Dr Adenitire sketches a gradation of hostility towards conscientious objection.
1. At the very top there are Julian Savulescu and others who have argued that conscientious objection is “a door to a Pandora’s box of idiosyncratic, bigoted, discriminatory medicine” and has little place in modern medical practice. This is not a widely shared view.
2. Then there is the British Medical Association (BMA), the profession’s “trade union”, which defends conscientious objection only in three specific scenarios. It “should ordinarily be limited to those procedures where statute recognises their right (abortion and fertility treatment) and to withdrawing life-prolonging treatment from patients who lack capacity, where other doctors are in a position to take over the care.”
3. And then there is the General Medical Council (GMC), the profession’s regulator in the UK, which allows conscientious objection, albeit with a number of caveats. According to its 2013 policy statement, Personal beliefs and medical practice: “You may choose to opt out of providing a particular procedure because of your personal beliefs and values, as long as this does not result in direct or indirect discrimination against, or harassment of, individual patients or groups of patients.
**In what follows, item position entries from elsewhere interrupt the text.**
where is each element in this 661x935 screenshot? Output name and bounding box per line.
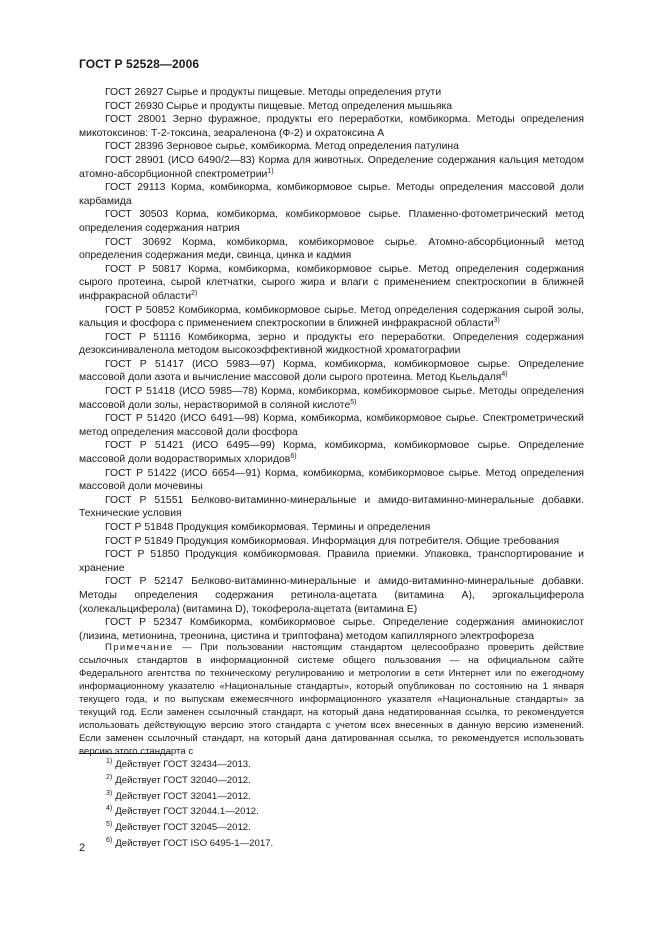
note-label: Примечание xyxy=(105,642,174,653)
references-list xyxy=(79,86,584,643)
footnote-item: $^{6)}$ Действует ГОСТ ISO 6495-1—2017. xyxy=(106,836,274,849)
reference-item: ГОСТ Р 51850 Продукция комбикормовая. Правила приемки. Упаковка, транспортирование и хранение xyxy=(79,549,584,574)
reference-item: ГОСТ Р 52147 Белково-витаминно-минеральные и амидо-витаминно-минеральные добавки. Методы определения содержания ретинола-ацетата (витамина А), эргокальциферола (холекальциферола) (витамина D), токоферола-ацетата (витамина Е) xyxy=(79,576,584,615)
reference-item: ГОСТ Р 50817 Корма, комбикорма, комбикормовое сырье. Метод определения содержания сырого протеина, сырой клетчатки, сырого жира и влаги с применением спектроскопии в ближней инфракрасной области$^{2)}$ xyxy=(79,263,584,302)
footnote-separator xyxy=(79,753,171,754)
reference-item: ГОСТ Р 51422 (ИСО 6654—91) Корма, комбикорма, комбикормовое сырье. Метод определения массовой доли мочевины xyxy=(79,467,584,493)
footnote-item: $^{3)}$ Действует ГОСТ 32041—2012. xyxy=(106,789,251,802)
reference-item: ГОСТ Р 51849 Продукция комбикормовая. Информация для потребителя. Общие требования xyxy=(105,535,560,547)
footnotes-list xyxy=(106,757,546,852)
footnote-item: $^{5)}$ Действует ГОСТ 32045—2012. xyxy=(106,821,251,834)
footnote-ref: 1) xyxy=(267,167,274,175)
reference-item: ГОСТ 29113 Корма, комбикорма, комбикормовое сырье. Методы определения массовой доли карбамида xyxy=(79,182,584,207)
note-text: — При пользовании настоящим стандартом целесообразно проверить действие ссылочных стандартов в информационной системе общего пользования — на официальном сайте Федерального агентства по техническому регулированию и метрологии в сети Интернет или по ежегодному информационному указателю «Национальные стандарты», который опубликован по состоянию на 1 января текущего года, и по выпускам ежемесячного информационного указателя «Национальные стандарты» за текущий год. Если заменен ссылочный стандарт, на который дана недатированная ссылка, то рекомендуется использовать действующую версию этого стандарта с учетом всех внесенных в данную версию изменений. Если заменен ссылочный стандарт, на который дана датированная ссылка, то рекомендуется использовать версию этого стандарта с xyxy=(79,642,584,757)
document-header: ГОСТ Р 52528—2006 xyxy=(79,57,200,71)
reference-item: ГОСТ 28396 Зерновое сырье, комбикорма. Метод определения патулина xyxy=(105,141,459,153)
footnote-ref: 6) xyxy=(290,453,297,461)
reference-item: ГОСТ Р 51417 (ИСО 5983—97) Корма, комбикорма, комбикормовое сырье. Определение массовой доли азота и вычисление массовой доли сырого протеина. Метод Кьельдаля$^{4)}$ xyxy=(79,358,584,384)
reference-item: ГОСТ Р 50852 Комбикорма, комбикормовое сырье. Метод определения содержания сырой золы, кальция и фосфора с применением спектроскопии в ближней инфракрасной области$^{3)}$ xyxy=(79,304,584,330)
reference-item: ГОСТ 26930 Сырье и продукты пищевые. Метод определения мышьяка xyxy=(105,100,453,112)
footnote-item: $^{4)}$ Действует ГОСТ 32044.1—2012. xyxy=(106,805,259,818)
reference-item: ГОСТ Р 51421 (ИСО 6495—99) Корма, комбикорма, комбикормовое сырье. Определение массовой доли водорастворимых хлоридов$^{6)}$ xyxy=(79,440,584,466)
reference-item: ГОСТ 30503 Корма, комбикорма, комбикормовое сырье. Пламенно-фотометрический метод определения содержания натрия xyxy=(79,209,584,234)
reference-item: ГОСТ Р 51418 (ИСО 5985—78) Корма, комбикорма, комбикормовое сырье. Методы определения массовой доли золы, нерастворимой в соляной кислоте$^{5)}$ xyxy=(79,386,584,411)
reference-item: ГОСТ 28001 Зерно фуражное, продукты его переработки, комбикорма. Методы определения микотоксинов: Т-2-токсина, зеараленона (Ф-2) и охратоксина А xyxy=(79,114,584,139)
footnote-ref: 3) xyxy=(493,317,500,325)
reference-item: ГОСТ 30692 Корма, комбикорма, комбикормовое сырье. Атомно-абсорбционный метод определения содержания меди, свинца, цинка и кадмия xyxy=(79,236,584,262)
reference-item: ГОСТ Р 51116 Комбикорма, зерно и продукты его переработки. Определения содержания дезоксиниваленола методом высокоэффективной жидкостной хроматографии xyxy=(79,331,584,357)
page-number: 2 xyxy=(79,842,86,854)
footnote-item: $^{1)}$ Действует ГОСТ 32434—2013. xyxy=(106,758,251,770)
reference-item: ГОСТ Р 51420 (ИСО 6491—98) Корма, комбикорма, комбикормовое сырье. Спектрометрический метод определения массовой доли фосфора xyxy=(79,413,584,438)
reference-item: ГОСТ Р 51848 Продукция комбикормовая. Термины и определения xyxy=(105,522,431,533)
footnote-ref: 2) xyxy=(191,289,198,297)
reference-item: ГОСТ 26927 Сырье и продукты пищевые. Методы определения ртути xyxy=(105,87,442,98)
reference-item: ГОСТ 28901 (ИСО 6490/2—83) Корма для животных. Определение содержания кальция методом атомно-абсорбционной спектрометрии$^{1)}$ xyxy=(79,154,584,180)
footnote-item: $^{2)}$ Действует ГОСТ 32040—2012. xyxy=(106,773,251,786)
footnote-ref: 5) xyxy=(350,398,357,406)
reference-item: ГОСТ Р 51551 Белково-витаминно-минеральные и амидо-витаминно-минеральные добавки. Технические условия xyxy=(79,494,584,520)
note-paragraph xyxy=(79,641,584,758)
reference-item: ГОСТ Р 52347 Комбикорма, комбикормовое сырье. Определение содержания аминокислот (лизина, метионина, треонина, цистина и триптофана) методом капиллярного электрофореза xyxy=(79,617,584,642)
footnote-ref: 4) xyxy=(501,371,508,379)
This means you must not refuse to treat a particular patient or group of patients because of your personal beliefs or views about them.‡ And you must not refuse to treat the health consequences of lifestyle choices to which you object because of your beliefs.”
4. Most accommodating of all is a ruling of the European Court of Human Rights (ECtHR) in the British case of Eweida in 2013. It applied Article 9 of the European Convention on Human Rights to several cases of discrimination in the UK. Article 9 guarantees “the right to freedom of thought, conscience and religion”, “subject only to such limitations as are prescribed by law and are necessary in a democratic society in the interests of public safety, for the protection of public order, health or morals, or for the protection of the rights and freedoms of others”.
It is Dr Adenitire’s contention that the Eweida ruling “effectively provides that medical professionals have the right to conscientiously object to providing certain healthcare services well beyond the scope endorsed by the BMA”.
This implies that “Given the unsettled nature of the law on the topic, [National Health Service] employers will have to proceed very cautiously as it will not always be clear whether denying a request will be considered lawful by a court. This entails that NHS bodies may be at risk of expensive legal challenges by medical professionals whose requests have been denied.”
Dr Adenitire therefore believes that the BMA’s policy should be changed to align more closely to the Eweida ruling.
However, the law is still unsettled and Dr Adenitire is not necessarily hostile to proposals for legalised assisted dying which are currently being debated in the UK. In an unpublished paper he goes on to argue that in certain circumstances doctors already have a “conscience-based right to provide assistance in dying”.